Figure 4. A double-stream CaffeNet, which learns an end-to-end mapping from an image pair (a body pair or face pair) to either 5 domain classes or 16 relation classes.

End-to-end models (baseline). Traditional recognition of either social relations or domains can be achieved by end-to-end double-stream (2 person images are fed into 2 streams) as shown in Figure 4.

Fine-tuned CaffeNet and VGG models can be found here.

Semantic Attribute models. Inspired by social psychological definition of social domains, we propose an intermediate semantic attribute representation and use it for recognition. We investigate semantic head/body attribute categories mentioned in the definition of social domains [2]. Following are the explanations and data resources for totally 12 attribute categories. For each attribute category, we either leverage an existing attribute dataset to train a double-stream CaffeNet or use pre-trained models in previous works, such as immediacy and activity.

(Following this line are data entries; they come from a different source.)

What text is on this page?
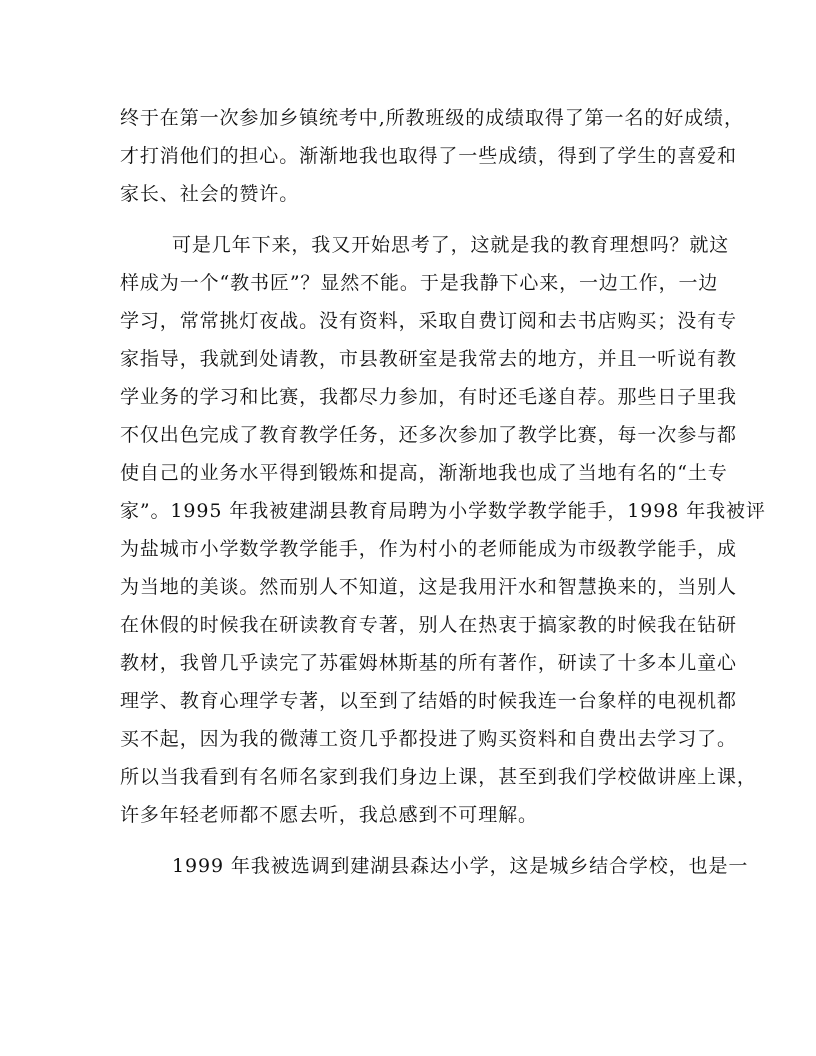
终于在第一次参加乡镇统考中,所教班级的成绩取得了第一名的好成绩，
才打消他们的担心。渐渐地我也取得了一些成绩，得到了学生的喜爱和
家长、社会的赞许。
可是几年下来，我又开始思考了，这就是我的教育理想吗？就这
样成为一个“教书匠”？显然不能。于是我静下心来，一边工作，一边
学习，常常挑灯夜战。没有资料，采取自费订阅和去书店购买；没有专
家指导，我就到处请教，市县教研室是我常去的地方，并且一听说有教
学业务的学习和比赛，我都尽力参加，有时还毛遂自荐。那些日子里我
不仅出色完成了教育教学任务，还多次参加了教学比赛，每一次参与都
使自己的业务水平得到锻炼和提高，渐渐地我也成了当地有名的“土专
家”。1995 年我被建湖县教育局聘为小学数学教学能手，1998 年我被评
为盐城市小学数学教学能手，作为村小的老师能成为市级教学能手，成
为当地的美谈。然而别人不知道，这是我用汗水和智慧换来的，当别人
在休假的时候我在研读教育专著，别人在热衷于搞家教的时候我在钻研
教材，我曾几乎读完了苏霍姆林斯基的所有著作，研读了十多本儿童心
理学、教育心理学专著，以至到了结婚的时候我连一台象样的电视机都
买不起，因为我的微薄工资几乎都投进了购买资料和自费出去学习了。
所以当我看到有名师名家到我们身边上课，甚至到我们学校做讲座上课，
许多年轻老师都不愿去听，我总感到不可理解。
1999 年我被选调到建湖县森达小学，这是城乡结合学校，也是一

Age: infant, child, young, middleAge, senior, unknown. Additionally, we add smallAgeDiff, middleAgeDiff, largeAgeDiff, because age difference is important for distinguishing social relations. We use head age and body age respectively trained on the head and body images of PIPA.
Gender: male, female. We add sameGender, diffGender. Same with the age case, we use head gender and body gender.
Location & Scale: composed of 4-dim location coordinates (x, y, width, height), relativeDistance (far, close) and relativeSizeRatio (large, small). Directly collected from head/body locations in PIPA.
Head appearance: totally 40 attributes such as straight hair, wavy hair, wearing earring, wearing hat and so on. The model is trained on the Celebfaces Attributes dataset (CelebA).
Head pose & face emotion: Poses are frontal, left, right, up and down. Emotions are anger, happiness, sadness, surprise, fear, disgust and neutral. Both models are trained on the India Movie Face database (IMFDB).
Clothing: longHair, glasses, hat, tShirt, shorts, jeans, longPants and longSleeves. The model is trained on the Berkeley People Attribute dataset.
Immediacy & activity: directly use the published models of immediacy and activity.

All fine-tuned models using different attribute datasets can be found here.

An implementation with tensorflow can be found here.

References

[1] Sun, Q., Schiele, B. and Fritz, M.: A Domain Based Approach to Social Relation Recognition. CVPR 2017. [Paper]

[2] Bugental, D.B.: Acquisition of the Algorithms of Social Life: A Domain-Based Approach. Psychological Bulletin, Vol. 126, No. 2, pp. 187-219, 2000.

[3] Zhang, N., Paluri, M., Taigman, Y., Fergus, R. and Bourdev, L.: Beyond frontal faces: Improving person recognition using multiple cues. CVPR 2015. pp. 4804-4813.